The new parents spent some time with their baby before calling family members -- starting with Queen Elizabeth II -- to announce the birth, a Kensington Palace source told CNN royal correspondent Max Foster.

Prince William remained at Catherine's side throughout the labor and the baby was born vaginally, not via a C-section, the source said.

"We could not be happier," said Prince William, according to the Kensington Palace source.

The royal couple is expected to remain in hospital overnight and is not scheduled to make a public appearance Monday.

A multigun salute is set to happen Tuesday to mark the birth.

"Both my wife and I are overjoyed at the arrival of my first grandchild. It is an incredibly special moment for William and Catherine, and we are so thrilled for them on the birth of their baby boy," Prince Charles and wife Camilla said in a statement.

Earlier Monday, the duchess and Prince William traveled by car from Kensington Palace to the Lindo Wing at St. Mary's Hospital.

The hospital, next to Paddington Station in London, is where William and his brother Prince Harry were born.

The baby's name may be announced when the family leaves the hospital, CNN's Foster reported. Prince William's name was announced a few days after birth, his brother Harry's on departure from hospital.

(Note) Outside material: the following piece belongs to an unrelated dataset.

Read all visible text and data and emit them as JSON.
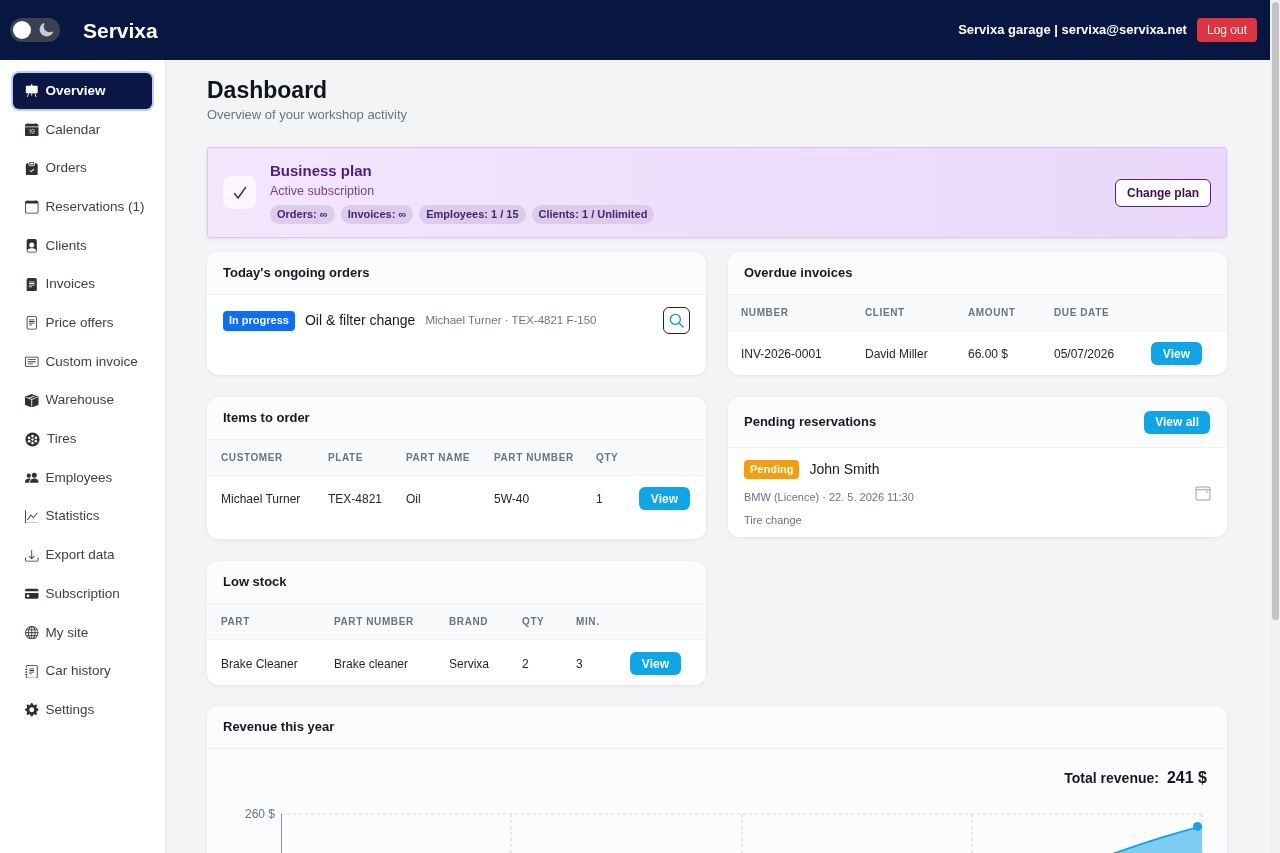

Some British parents have delayed naming their newborns in recent days in hopes of either copying or avoiding the royal name, he said. British bookmakers favor the names James and George.

The child's title will be His Royal Highness Prince (the baby's name) of Cambridge.

The baby is third in line for the throne now occupied by the queen. Her son, Charles, will succeed her, followed by his son, William.

The queen returned to Buckingham Palace on Monday from Windsor Castle, another of her official residences.

Thanks to a change agreed by the leaders of the Commonwealth countries in 2011 and passed into law this year, the baby's place in the order of succession would have been the same regardless of sex.

Previously, boys automatically trumped female siblings. So a first-born daughter could be pushed out of line by a younger brother.

The British monarch is also head of state in 15 Commonwealth countries, including Australia, Canada, New Zealand, Belize and Jamaica.

Canadian Prime Minister Stephen Harper offered his country's congratulations.

"The arrival of the newest member of the Royal Family, a future Sovereign of Canada, is a highly anticipated moment for Canadians given the special and warm relationship that we share with our Royal Family," he said in a statement.

Barack and Michelle Obama also gave their best wishes.

"The child enters the world at a time of promise and opportunity for our two nations," the president and first lady said in a statement. "Given the special relationship between us, the American people are pleased to join with the people of the United Kingdom as they celebrate the birth of the young prince."

The royal birth is expected to be good for business.

The UK-based Centre for Retail Research estimates retailers will sell $121 million worth of royal-related baby toys and souvenirs. Merchandise ranges from diaper covers and clothing to a "prince potty chair," which of course is in the shape of a throne.

On Twitter, topics related to the royal baby jumped to the top of the trending list in the United Kingdom Monday morning. Worldwide, hashtags such as #RoyalBabyBoy and #Will & Kate were trending later in the day.

Many tweets were along the lines of the comment of Holly Thrift, who wrote, "The royal baby is coming! I am freaking out!"

The baby was the only topic on the radio talk show hosted by Vanessa Feltz on BBC London 94.9 on Monday morning.

But not everyone was thrilled. Feltz read on air a message from "Gary" asking, "Please, please please, I implore you not to devote too much of the morning's show to the royal baby."

Feltz replied, "C'mon, Gary, give an inch. .... It's huge, we can't ignore it."

She reported Gary sent another message: "OK, point taken. I'm a beaten man."

CNN's Sarah Aarthun and journalist David Simpson contributed to this report.